Dai dati pubblicati sul portale Epicentro, dell'Istituto superiore di sanità, emerge una flessione delle somministrazioni negli ultimi anni. Padri e madri siciliani rispondono meno rispetto alla media nazionale. «Circolano troppe notizie divulgate senza alcune prove scientifiche», commenta il docente Francesco Vitale
Cresce numero di genitori che non vaccinano figli Esperto: «Certe malattie sono ancora pericolose»
Cresce il numero di padri e madri siciliani che scelgono di non vaccinare i propri figli. È quanto emerge dai dati presenti su Epicentro, il portale dell’epidemiologia per la sanità pubblica, curato dall’Istituto superiore di sanità (Iss), dove si nota una netta flessione tra il 2013 e il 2014 nella somministrazione dei vaccini. Il calo maggiore si ha per quanto riguarda il morbillo, la parotite, la varicella e la rosolia: infatti, dall’88,9 per cento del 2013 di vaccini da effettuare nei primi due anni di età si passa all’84 per cento del 2014. Il dato siciliano, inoltre, si trova al di sotto della media nazionale che si attesta all’86,7 per cento. L’Isola, in tal senso, è tra le regioni in cui ci si vaccina meno, anche se c’è chi fa peggio, specialmente nell’area Nord-Est dell’Italia.
Le cose per la Sicilia non vanno meglio se si guarda alle altre patologie. Come nel caso della poliomelite per la quale nel 2014 è stato vaccinato il 93,4 per cento dei bambini, mentre l’anno precedente la percentuale era stata del 95,3. In entrambi i casi, inoltre, si tratta di cifre inferiori a quanto registrato dieci anni prima: nel 2004, infatti, i vaccini contro la polio erano stati somministrati al 95,6 per cento degli interessati. La medesima considerazione, con percentuali uguali e ribasso rispetto alla media nazionale (almeno per quanto riguarda il 2014), può essere fatta per la difterite, il tetano, la pertosse, l’epatite B e l’emophilus influenzale tipo B.

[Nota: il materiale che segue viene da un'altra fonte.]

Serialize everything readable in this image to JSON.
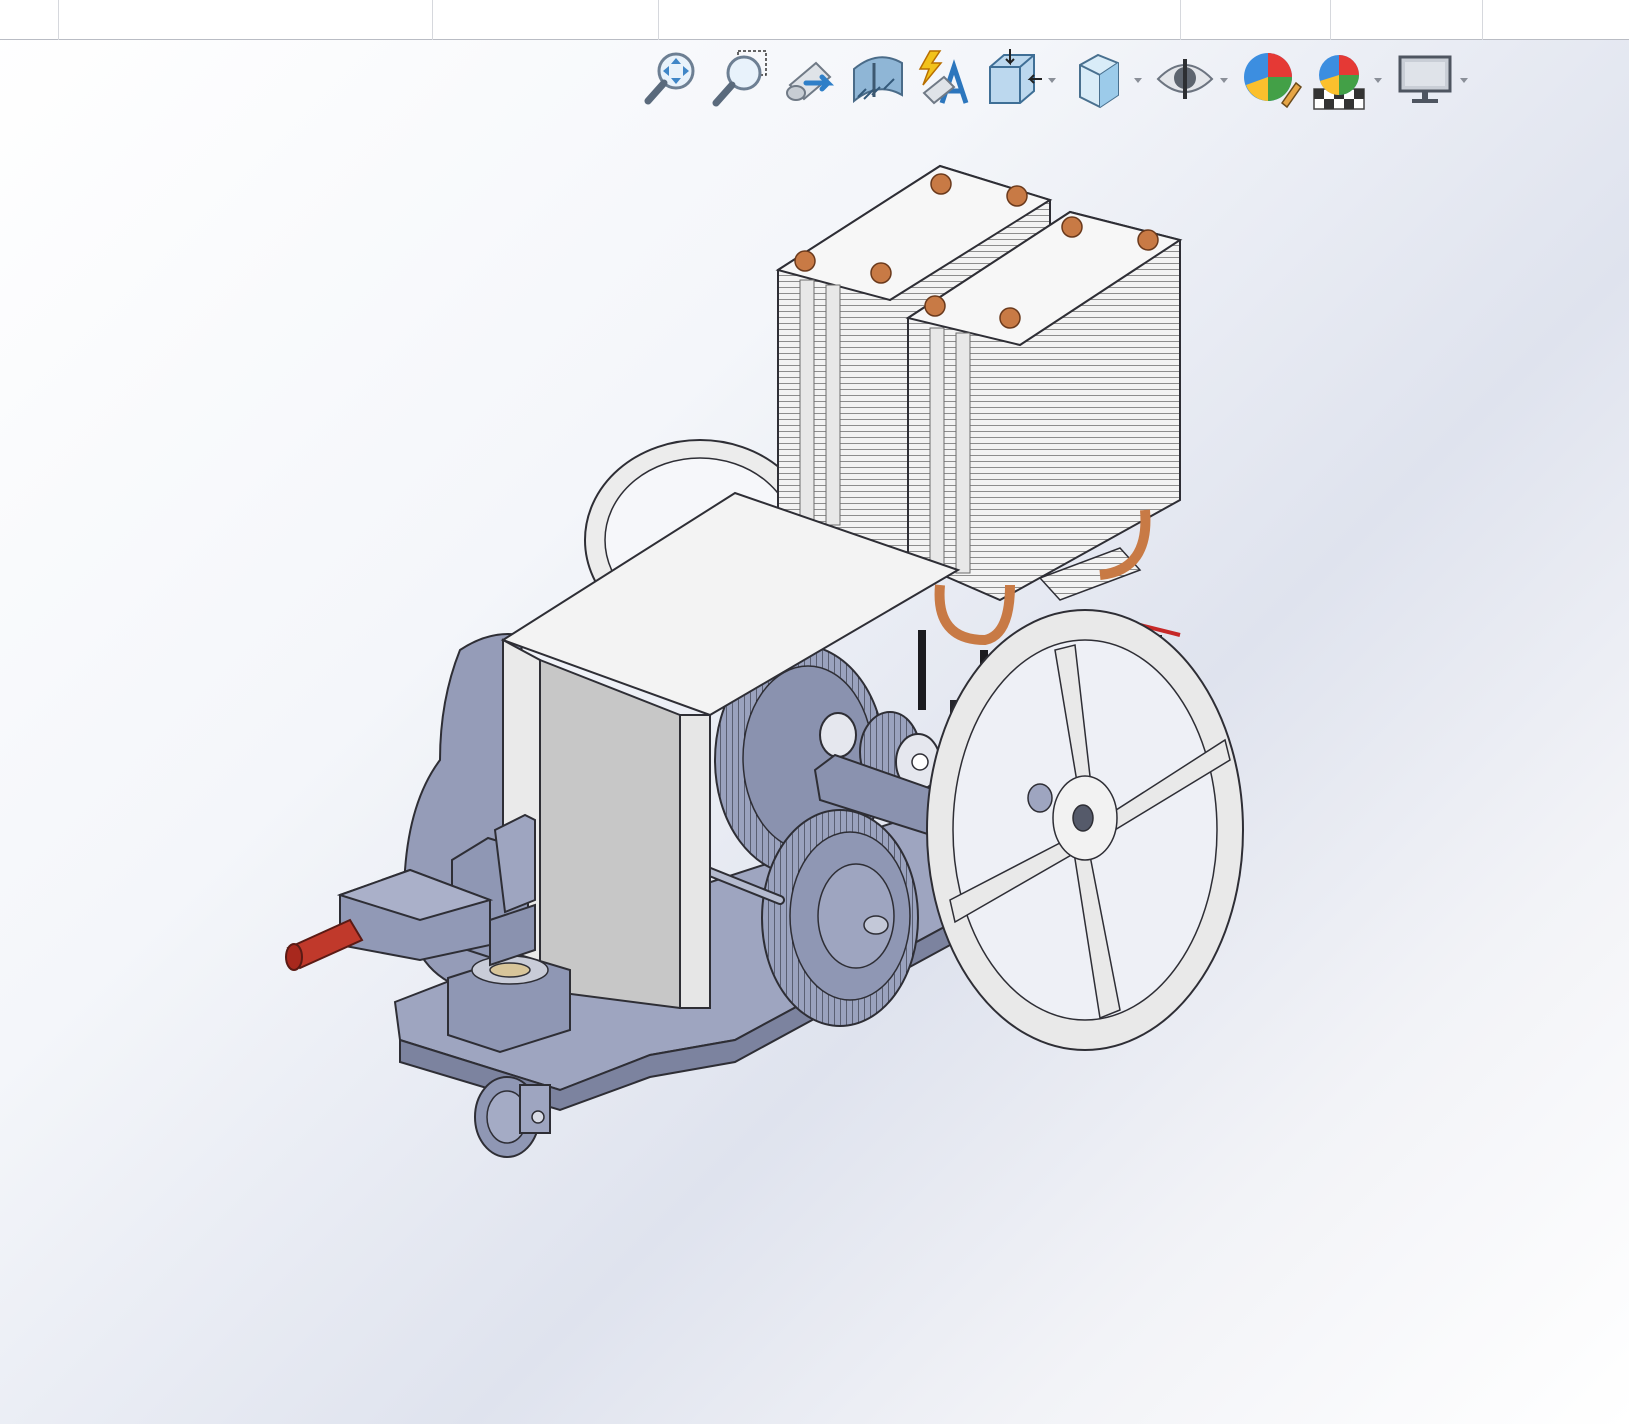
{
  "tabs": [
    "",
    "",
    "",
    "",
    "",
    "",
    ""
  ],
  "toolbar": {
    "items": [
      {
        "name": "zoom-to-fit-icon"
      },
      {
        "name": "zoom-to-area-icon"
      },
      {
        "name": "previous-view-icon"
      },
      {
        "name": "section-view-icon"
      },
      {
        "name": "dynamic-annotation-views-icon"
      },
      {
        "name": "view-orientation-icon",
        "dropdown": true
      },
      {
        "name": "display-style-icon",
        "dropdown": true
      },
      {
        "name": "hide-show-items-icon",
        "dropdown": true
      },
      {
        "name": "edit-appearance-icon"
      },
      {
        "name": "apply-scene-icon",
        "dropdown": true
      },
      {
        "name": "view-settings-icon",
        "dropdown": true
      }
    ]
  },
  "colors": {
    "base_plate": "#9ea5c0",
    "gear": "#8f97b4",
    "heatsink": "#f0f0f0",
    "copper": "#c87a45",
    "handle": "#c0392b",
    "wheel": "#e9e9e9",
    "outline": "#2e2e35"
  }
}
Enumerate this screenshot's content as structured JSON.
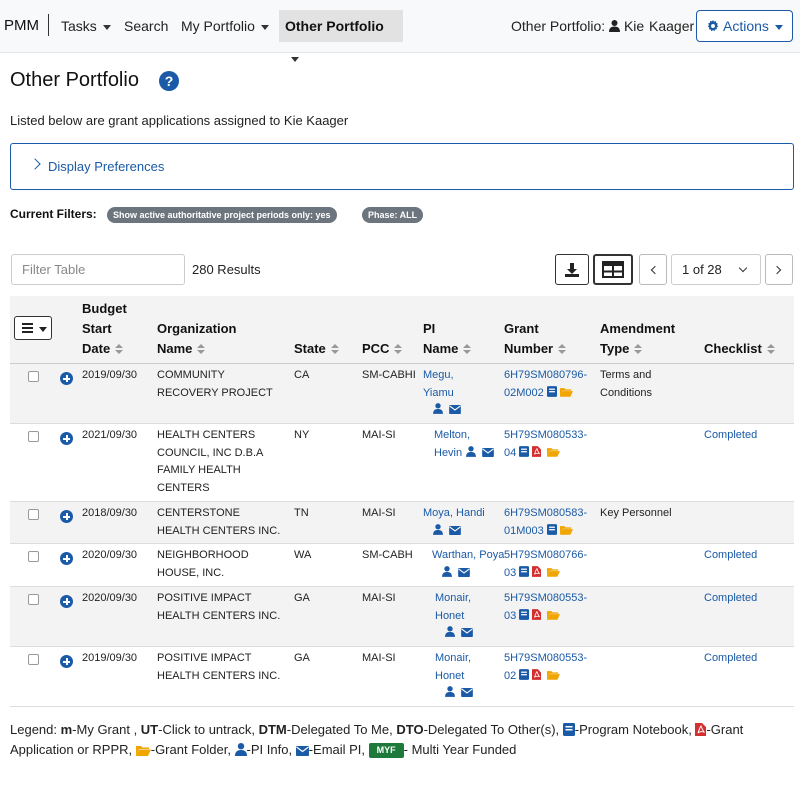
{
  "nav": {
    "brand": "PMM",
    "tasks": "Tasks",
    "search": "Search",
    "my_portfolio": "My Portfolio",
    "other_portfolio": "Other Portfolio",
    "portfolio_label": "Other Portfolio:",
    "user_first": "Kie",
    "user_last": "Kaager",
    "actions": "Actions"
  },
  "page": {
    "title": "Other Portfolio",
    "help": "?",
    "subtitle": "Listed below are grant applications assigned to Kie  Kaager",
    "display_prefs": "Display Preferences"
  },
  "filters": {
    "label": "Current Filters:",
    "badges": [
      "Show active authoritative project periods only: yes",
      "Phase: ALL"
    ]
  },
  "toolbar": {
    "filter_placeholder": "Filter Table",
    "results": "280 Results",
    "page_select": "1 of 28"
  },
  "table": {
    "headers": {
      "budget_1": "Budget",
      "budget_2": "Start",
      "budget_3": "Date",
      "org_1": "Organization",
      "org_2": "Name",
      "state": "State",
      "pcc": "PCC",
      "pi_1": "PI",
      "pi_2": "Name",
      "grant_1": "Grant",
      "grant_2": "Number",
      "amend_1": "Amendment",
      "amend_2": "Type",
      "checklist": "Checklist"
    },
    "rows": [
      {
        "date": "2019/09/30",
        "org_1": "COMMUNITY",
        "org_2": "RECOVERY PROJECT",
        "org_3": "",
        "org_4": "",
        "state": "CA",
        "pcc": "SM-CABHI",
        "pi_1": "Megu,",
        "pi_2": "Yiamu",
        "grant_1": "6H79SM080796-",
        "grant_2": "02M002",
        "amend_1": "Terms and",
        "amend_2": "Conditions",
        "checklist": ""
      },
      {
        "date": "2021/09/30",
        "org_1": "HEALTH CENTERS",
        "org_2": "COUNCIL, INC D.B.A",
        "org_3": "FAMILY  HEALTH",
        "org_4": "CENTERS",
        "state": "NY",
        "pcc": "MAI-SI",
        "pi_1": "Melton,",
        "pi_2": "Hevin",
        "grant_1": "5H79SM080533-",
        "grant_2": "04",
        "amend_1": "",
        "amend_2": "",
        "checklist": "Completed"
      },
      {
        "date": "2018/09/30",
        "org_1": "CENTERSTONE",
        "org_2": "HEALTH CENTERS INC.",
        "org_3": "",
        "org_4": "",
        "state": "TN",
        "pcc": "MAI-SI",
        "pi_1": "Moya,  Handi",
        "pi_2": "",
        "grant_1": "6H79SM080583-",
        "grant_2": "01M003",
        "amend_1": "Key Personnel",
        "amend_2": "",
        "checklist": ""
      },
      {
        "date": "2020/09/30",
        "org_1": "NEIGHBORHOOD",
        "org_2": "HOUSE, INC.",
        "org_3": "",
        "org_4": "",
        "state": "WA",
        "pcc": "SM-CABH",
        "pi_1": "Warthan, Poya",
        "pi_2": "",
        "grant_1": "5H79SM080766-",
        "grant_2": "03",
        "amend_1": "",
        "amend_2": "",
        "checklist": "Completed"
      },
      {
        "date": "2020/09/30",
        "org_1": "POSITIVE IMPACT",
        "org_2": "HEALTH CENTERS INC.",
        "org_3": "",
        "org_4": "",
        "state": "GA",
        "pcc": "MAI-SI",
        "pi_1": "Monair,",
        "pi_2": "Honet",
        "grant_1": "5H79SM080553-",
        "grant_2": "03",
        "amend_1": "",
        "amend_2": "",
        "checklist": "Completed"
      },
      {
        "date": "2019/09/30",
        "org_1": "POSITIVE IMPACT",
        "org_2": "HEALTH CENTERS INC.",
        "org_3": "",
        "org_4": "",
        "state": "GA",
        "pcc": "MAI-SI",
        "pi_1": "Monair,",
        "pi_2": "Honet",
        "grant_1": "5H79SM080553-",
        "grant_2": "02",
        "amend_1": "",
        "amend_2": "",
        "checklist": "Completed"
      }
    ]
  },
  "legend": {
    "prefix": "Legend: ",
    "m": "m",
    "m_text": "-My Grant , ",
    "ut": "UT",
    "ut_text": "-Click to untrack, ",
    "dtm": "DTM",
    "dtm_text": "-Delegated To Me, ",
    "dto": "DTO",
    "dto_text": "-Delegated To Other(s), ",
    "notebook_text": "-Program Notebook, ",
    "pdf_text": "-Grant Application or RPPR, ",
    "folder_text": "-Grant Folder, ",
    "pi_text": "-PI Info, ",
    "email_text": "-Email PI, ",
    "myf": "MYF",
    "myf_text": "- Multi Year Funded"
  },
  "colors": {
    "primary": "#1a5aa6",
    "folder": "#f0a500",
    "pdf": "#d32f2f",
    "myf": "#1d7a3a",
    "badge": "#6c757d"
  }
}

Il tema vaccini da diversi anni è al centro di un dibattito, che via via – con le possibilità offerte dal web – ha interessato non solo gli specialisti ma anche le persone comuni. Al centro della questione le presunte connessioni tra la somministrazione del vaccino – come nel caso di quello contro il morbillo – e la comparsa di malattie, l’autismo su tutte. A riguardo, però, la comunità scientifica, mancando dati sufficienti, nega il legame. Nonostante ciò, a giugno una sentenza del Tar ha condannato il ministero della Salute a un risarcimento nei confronti di un ragazzo originario di Agrigento, che nel 2000 avrebbe sviluppato l’autismo dopo essere stato sottoposto al vaccino tetravalente, ovvero quello contro la difterite, il tetano, la pertosse e l’epatite B. Ancora più di recente a far discutere è stato il caso della morte di un bambino a Palagonia, in provincia di Catania. Il piccolo è deceduto dopo aver ricevuto il vaccino contro la meningite. Spetta ai magistrati stabilire se esiste una connessione tra i due eventi.
Chi mette in guardia da una sottovalutazione dei rischi connessi alla decisione di evitare i vaccini è Francesco Vitale, docente dell’Università di Palermo e componente della Società italiana di igiene, medicina preventiva e sanità pubblica (Sltl). «I motivi all’origine di questo calo sono molti – spiega -. Dalla condivisione sempre più massiccia di notizie non suffragate da prove scientifiche, alla ritrosia delle persone a sottoporsi alla medicina quando non si hanno sintomi della malattia. Al contempo ritengo che si è persa fiducia in generale nei confronti della sanità pubblica e dei consigli che dà».
Tali atteggiamenti, però, potrebbero causare la ricomparsa di malattie che potrebbero considerarsi definitivamente debellate. «Recentemente in Spagna c’è stato un caso mortale di difterite e aumentano le epidemie di morbillo. Si tratta di malattie che, prese da adulti, possono dare complicazioni più importanti rispetto a quando si è piccoli». Sui pronunciamenti della magistratura riguardo alle connessioni con l’autismo, Vitale è chiaro: «I magistrati spesso si affidano a consulenti di parte che si limitano a far notare connessioni temporali, senza approfondire i singoli casi e ciò porta a sentenze che non si poggiano su basi scientifiche», conclude.